Palmer-Fernandez declined to comment, saying his lawyer advised against it. In a memo to the committee, dated March 17, he said he was hesitant to provide testimony because he was concerned about "possible retaliation from the administration."

"Based on all the facts known to me, Dr. Palmer-Fernandez acted in an entirely professional manner," said Dr. Thomas Shipka, chairman of the philosophy and religious studies department.

"He simply transmitted a report by another university employee to the president and provost with the suggestion that they investigate the matter."

Shipka said a new professional conduct policy should be ready for review by the president and board of trustees within the next month. It provides a means for faculty to handle allegations of ethical wrongdoing.

"If the Habat investigation shows anything," Shipka said, it shows the need for quick action on the policy.

The two people who complained never surfaced, said Dr. James Morrison, professor and chairman of the psychology department who chaired the three-member investigatory panel.

What happened

Habat had left the laptop at his Cleveland-area home, where his family used it, Morrison said.

Morrison said the committee hired a computer forensic expert to review the contents of the laptop hard drive.

The icon in question appeared on the desktop after the use of AOL and Juno Internet accounts by a minor in the household, according to the report.

The hard drive contained "trojans" and a "worm" that can cause items to appear in a computer system unbeknownst to Internet users, according to the expert's report.

The family member acknowledged the Internet use to a committee member.

The icon is a link to advertisements for various pay-per-view Web sites that most people would guess are pornographic, Morrison said.

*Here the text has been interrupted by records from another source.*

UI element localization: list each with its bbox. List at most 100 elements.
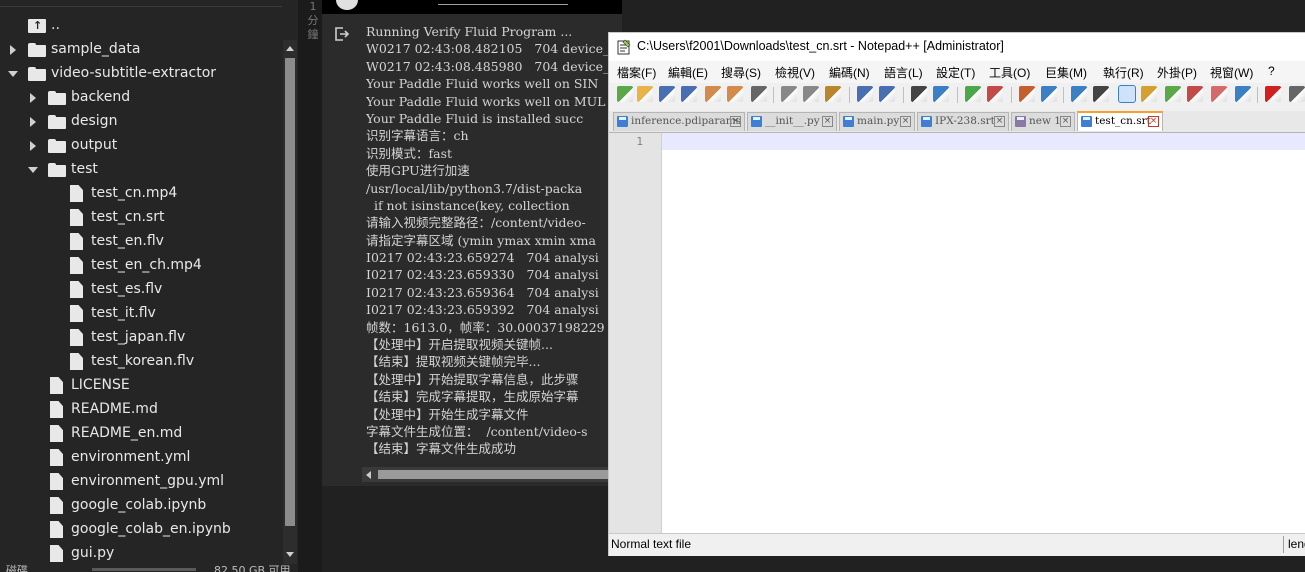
- folder-item[interactable]: backend: [0, 86, 280, 110]
- menu-item[interactable]: 視窗(W): [1210, 64, 1253, 81]
- file-item[interactable]: README_en.md: [0, 422, 280, 446]
- parent-directory-item[interactable]: ↑ ..: [0, 14, 280, 38]
- document-tab[interactable]: __init__.py ×: [747, 112, 837, 131]
- caret-down-icon[interactable]: [28, 167, 38, 173]
- scroll-up-icon[interactable]: [286, 46, 294, 51]
- sync-horizontal-icon[interactable]: [1041, 86, 1057, 102]
- menu-item[interactable]: 檔案(F): [617, 64, 656, 81]
- menu-item[interactable]: 搜尋(S): [721, 64, 761, 81]
- menu-item[interactable]: 編碼(N): [829, 64, 870, 81]
- close-file-icon[interactable]: [705, 86, 721, 102]
- file-item[interactable]: test_japan.flv: [0, 326, 280, 350]
- lang-define-icon[interactable]: [1141, 86, 1157, 102]
- copy-icon[interactable]: [803, 86, 819, 102]
- close-tab-icon[interactable]: ×: [994, 116, 1005, 127]
- document-tab[interactable]: inference.pdiparams ×: [613, 112, 745, 131]
- cut-icon[interactable]: [781, 86, 797, 102]
- file-item[interactable]: environment.yml: [0, 446, 280, 470]
- caret-right-icon[interactable]: [10, 45, 16, 55]
- tree-item-label: environment.yml: [71, 449, 191, 465]
- menu-item[interactable]: 檢視(V): [775, 64, 815, 81]
- show-all-chars-icon[interactable]: [1093, 86, 1109, 102]
- folder-item[interactable]: video-subtitle-extractor: [0, 62, 280, 86]
- save-state-icon: [751, 116, 762, 127]
- document-tab[interactable]: IPX-238.srt ×: [917, 112, 1009, 131]
- new-file-icon[interactable]: [617, 86, 633, 102]
- file-item[interactable]: google_colab_en.ipynb: [0, 518, 280, 542]
- file-item[interactable]: test_it.flv: [0, 302, 280, 326]
- file-item[interactable]: test_en.flv: [0, 230, 280, 254]
- menu-item[interactable]: 工具(O): [989, 64, 1030, 81]
- word-wrap-icon[interactable]: [1071, 86, 1087, 102]
- stop-macro-icon[interactable]: [1289, 86, 1305, 102]
- file-item[interactable]: test_es.flv: [0, 278, 280, 302]
- redo-icon[interactable]: [879, 86, 895, 102]
- document-tab[interactable]: new 1 ×: [1011, 112, 1075, 131]
- toolbar-separator: [849, 87, 850, 103]
- file-item[interactable]: google_colab.ipynb: [0, 494, 280, 518]
- close-tab-icon[interactable]: ×: [1148, 116, 1159, 127]
- folder-item[interactable]: output: [0, 134, 280, 158]
- paste-icon[interactable]: [825, 86, 841, 102]
- file-type-status: Normal text file: [611, 537, 692, 551]
- current-line-highlight[interactable]: [662, 133, 1305, 150]
- file-item[interactable]: environment_gpu.yml: [0, 470, 280, 494]
- indent-guide-icon[interactable]: [1118, 85, 1136, 103]
- file-browser-scrollbar[interactable]: [283, 40, 297, 564]
- doc-map-icon[interactable]: [1165, 86, 1181, 102]
- close-all-icon[interactable]: [727, 86, 743, 102]
- menu-item[interactable]: 語言(L): [884, 64, 923, 81]
- folder-item[interactable]: design: [0, 110, 280, 134]
- output-scrollbar-thumb[interactable]: [378, 470, 608, 479]
- caret-down-icon[interactable]: [8, 71, 18, 77]
- replace-icon[interactable]: [933, 86, 949, 102]
- save-all-icon[interactable]: [681, 86, 697, 102]
- scroll-left-icon[interactable]: [366, 471, 371, 479]
- toolbar-separator: [1063, 87, 1064, 103]
- file-item[interactable]: test_cn.srt: [0, 206, 280, 230]
- window-title-bar[interactable]: C:\Users\f2001\Downloads\test_cn.srt - N…: [609, 33, 1305, 61]
- file-item[interactable]: README.md: [0, 398, 280, 422]
- text-editor[interactable]: 1: [609, 133, 1305, 533]
- file-item[interactable]: LICENSE: [0, 374, 280, 398]
- output-redirect-icon[interactable]: [334, 26, 350, 42]
- folder-workspace-icon[interactable]: [1211, 86, 1227, 102]
- menu-item[interactable]: ?: [1268, 64, 1275, 78]
- file-item[interactable]: test_en_ch.mp4: [0, 254, 280, 278]
- document-tab[interactable]: main.py ×: [839, 112, 915, 131]
- print-icon[interactable]: [751, 86, 767, 102]
- zoom-in-icon[interactable]: [965, 86, 981, 102]
- caret-right-icon[interactable]: [30, 141, 36, 151]
- output-horizontal-scrollbar[interactable]: [362, 467, 610, 482]
- menu-item[interactable]: 編輯(E): [668, 64, 708, 81]
- caret-right-icon[interactable]: [30, 117, 36, 127]
- undo-icon[interactable]: [857, 86, 873, 102]
- document-tab[interactable]: test_cn.srt ×: [1077, 111, 1163, 131]
- scrollbar-thumb[interactable]: [285, 58, 295, 526]
- close-tab-icon[interactable]: ×: [900, 116, 911, 127]
- close-tab-icon[interactable]: ×: [730, 116, 741, 127]
- folder-item[interactable]: sample_data: [0, 38, 280, 62]
- scroll-down-icon[interactable]: [286, 552, 294, 557]
- zoom-out-icon[interactable]: [987, 86, 1003, 102]
- record-macro-icon[interactable]: [1265, 86, 1281, 102]
- menu-item[interactable]: 巨集(M): [1045, 64, 1087, 81]
- menu-item[interactable]: 設定(T): [936, 64, 975, 81]
- file-item[interactable]: test_korean.flv: [0, 350, 280, 374]
- menu-item[interactable]: 執行(R): [1103, 64, 1144, 81]
- monitor-icon[interactable]: [1235, 86, 1251, 102]
- sync-vertical-icon[interactable]: [1019, 86, 1035, 102]
- file-icon: [70, 353, 83, 370]
- folder-item[interactable]: test: [0, 158, 280, 182]
- find-icon[interactable]: [911, 86, 927, 102]
- file-item[interactable]: gui.py: [0, 542, 280, 566]
- close-tab-icon[interactable]: ×: [1060, 116, 1071, 127]
- save-icon[interactable]: [659, 86, 675, 102]
- function-list-icon[interactable]: [1187, 86, 1203, 102]
- close-tab-icon[interactable]: ×: [822, 116, 833, 127]
- file-item[interactable]: test_cn.mp4: [0, 182, 280, 206]
- caret-right-icon[interactable]: [30, 93, 36, 103]
- menu-item[interactable]: 外掛(P): [1157, 64, 1197, 81]
- open-file-icon[interactable]: [637, 86, 653, 102]
- run-cell-button[interactable]: [336, 0, 358, 10]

"Anyone that does a search and hits the wrong thing can come up with these things," Morrison said. "These sites were never accessed."

Habat was not aware of the icon, Morrison said, because he had not used the laptop for a while.

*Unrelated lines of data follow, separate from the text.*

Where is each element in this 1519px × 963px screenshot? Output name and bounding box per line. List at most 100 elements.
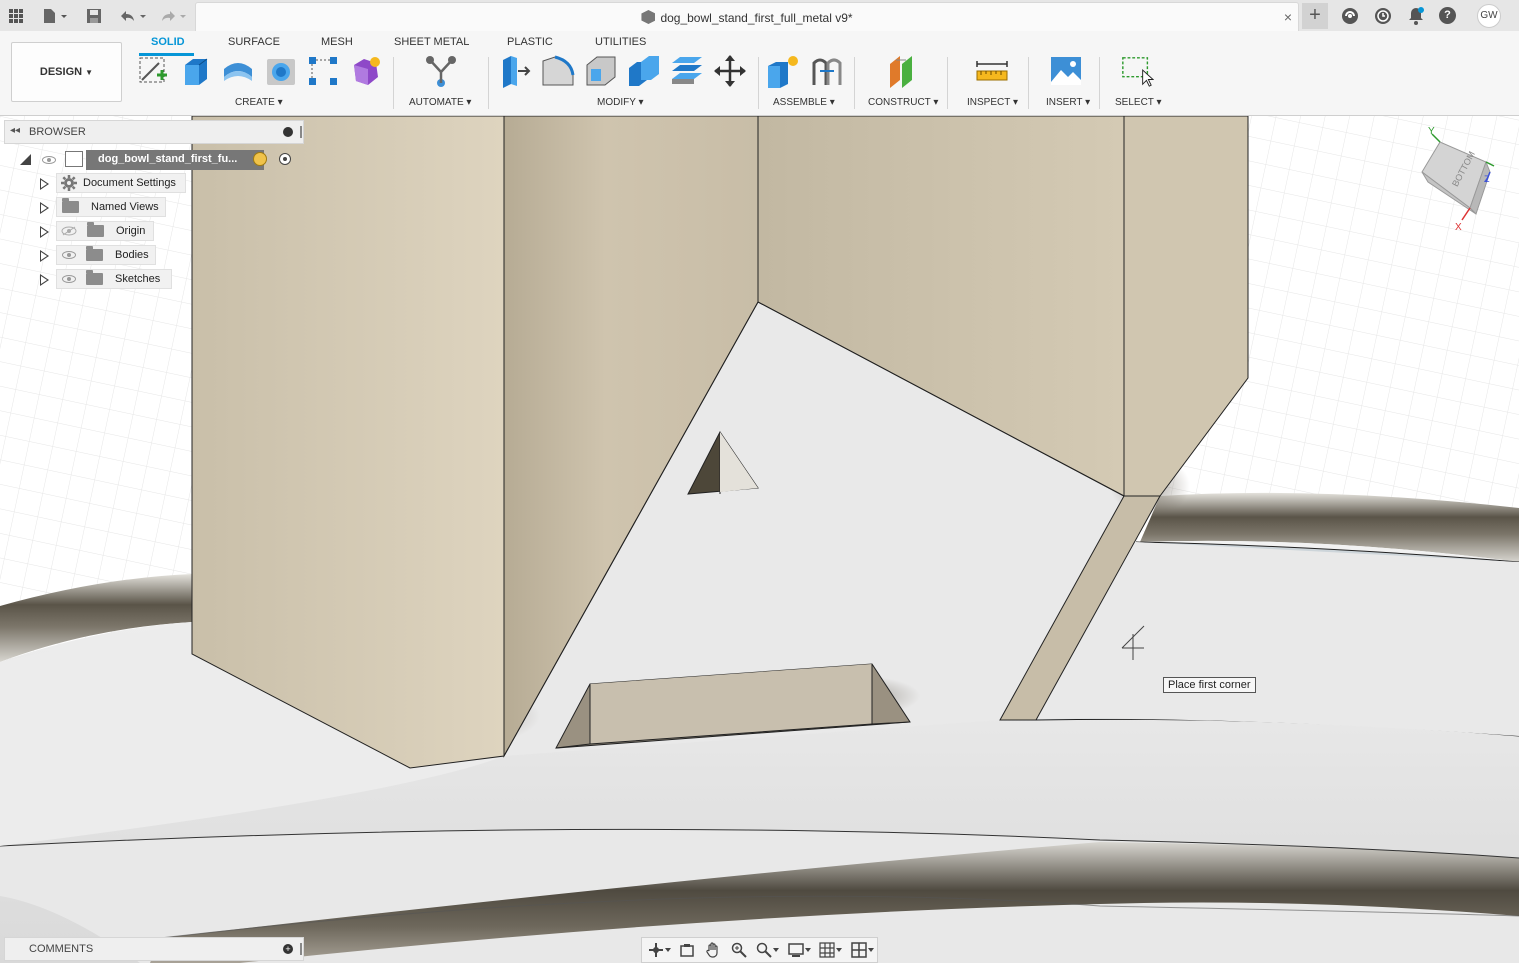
shell-icon[interactable] [584,54,618,88]
group-divider [488,57,489,109]
notifications-icon[interactable] [1406,6,1426,26]
expand-triangle-icon[interactable] [40,226,49,238]
combine-icon[interactable] [627,54,661,88]
workspace-switcher[interactable]: DESIGN ▼ [11,42,122,102]
zoom-icon[interactable] [727,940,751,960]
expand-triangle-icon[interactable] [40,202,49,214]
window-select-icon[interactable] [1120,54,1154,88]
grid-settings-icon[interactable] [816,940,846,960]
folder-icon [62,198,79,213]
component-icon [641,10,656,24]
inspect-menu[interactable]: INSPECT ▾ [967,97,1018,108]
automate-icon[interactable] [424,54,458,88]
user-avatar[interactable]: GW [1477,4,1501,28]
extrude-icon[interactable] [178,54,212,88]
save-icon[interactable] [84,6,104,26]
group-divider [758,57,759,109]
new-component-icon[interactable] [766,54,800,88]
new-tab-button[interactable]: + [1302,3,1328,29]
fit-icon[interactable] [753,940,783,960]
document-icon [65,151,83,167]
eye-icon[interactable] [62,251,76,259]
tab-mesh[interactable]: MESH [321,36,353,48]
minimize-icon[interactable] [283,127,293,137]
tab-sheet-metal[interactable]: SHEET METAL [394,36,469,48]
expand-triangle-icon[interactable] [40,274,49,286]
tab-solid[interactable]: SOLID [151,36,185,48]
help-icon[interactable]: ? [1439,7,1456,24]
eye-hidden-icon[interactable] [61,226,77,236]
radio-target-icon[interactable] [279,153,291,165]
document-tab[interactable]: dog_bowl_stand_first_full_metal v9* × [195,2,1299,31]
create-menu[interactable]: CREATE ▾ [235,97,283,108]
pin-icon[interactable] [300,943,302,955]
viewports-icon[interactable] [847,940,877,960]
automate-menu[interactable]: AUTOMATE ▾ [409,97,471,108]
collapse-panel-icon[interactable]: ◂◂ [10,125,20,136]
gear-icon [61,175,77,191]
group-divider [393,57,394,109]
workspace-label: DESIGN [39,66,83,78]
browser-item-label: Bodies [115,249,149,261]
assemble-menu[interactable]: ASSEMBLE ▾ [773,97,835,108]
tab-plastic[interactable]: PLASTIC [507,36,553,48]
offset-plane-icon[interactable] [886,54,920,88]
group-divider [1028,57,1029,109]
model-canvas[interactable]: BOTTOM Y X Z [0,116,1519,963]
collapse-triangle-icon[interactable] [20,154,31,165]
group-divider [1099,57,1100,109]
browser-root-row[interactable]: dog_bowl_stand_first_fu... [16,149,301,171]
modify-menu[interactable]: MODIFY ▾ [597,97,644,108]
active-component-icon[interactable] [253,152,267,166]
close-tab-button[interactable]: × [1284,9,1292,25]
3d-viewport[interactable]: BOTTOM Y X Z Place first corner [0,116,1519,963]
move-icon[interactable] [713,54,747,88]
redo-icon[interactable] [156,6,190,26]
folder-icon [87,222,104,237]
pattern-icon[interactable] [306,54,340,88]
tab-utilities[interactable]: UTILITIES [595,36,646,48]
browser-title: BROWSER [29,126,86,138]
select-menu[interactable]: SELECT ▾ [1115,97,1162,108]
folder-icon [86,246,103,261]
title-bar: dog_bowl_stand_first_full_metal v9* × + … [0,0,1519,31]
hole-icon[interactable] [264,54,298,88]
display-settings-icon[interactable] [784,940,814,960]
pan-icon[interactable] [701,940,725,960]
joint-icon[interactable] [810,54,844,88]
eye-icon[interactable] [42,156,56,164]
measure-icon[interactable] [975,54,1009,88]
offset-face-icon[interactable] [670,54,704,88]
undo-icon[interactable] [116,6,150,26]
browser-root-label: dog_bowl_stand_first_fu... [98,153,238,165]
job-status-icon[interactable] [1373,6,1393,26]
look-at-icon[interactable] [676,940,700,960]
group-divider [854,57,855,109]
extensions-icon[interactable] [1340,6,1360,26]
chevron-down-icon: ▼ [85,68,94,77]
axis-x-label: X [1455,222,1462,233]
browser-item-label: Sketches [115,273,161,285]
browser-item-label: Named Views [91,201,159,213]
browser-item-label: Origin [116,225,146,237]
command-tooltip: Place first corner [1163,677,1256,693]
tab-surface[interactable]: SURFACE [228,36,280,48]
press-pull-icon[interactable] [498,54,532,88]
fillet-icon[interactable] [541,54,575,88]
expand-triangle-icon[interactable] [40,250,49,262]
orbit-icon[interactable] [646,940,674,960]
revolve-icon[interactable] [221,54,255,88]
pin-icon[interactable] [300,126,302,138]
file-menu-icon[interactable] [40,6,70,26]
eye-icon[interactable] [62,275,76,283]
apps-grid-icon[interactable] [6,6,26,26]
create-sketch-icon[interactable] [136,54,170,88]
expand-triangle-icon[interactable] [40,178,49,190]
axis-z-label: Z [1484,174,1490,184]
add-comment-icon[interactable]: + [283,944,293,954]
create-form-icon[interactable] [349,54,383,88]
insert-menu[interactable]: INSERT ▾ [1046,97,1090,108]
construct-menu[interactable]: CONSTRUCT ▾ [868,97,938,108]
document-title: dog_bowl_stand_first_full_metal v9* [660,11,853,25]
insert-image-icon[interactable] [1049,54,1083,88]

Morrison and the committee have recommended that Sweet review university computer-use policy.

The policy allows personal use of computers if it does not interfere with university business. It does not refer to use by family members.

Habat declined to comment further. He has not been reprimanded. Sweet will discuss the matter with him and go from there, said Walt Ulbricht, YSU's executive director of marketing and communications.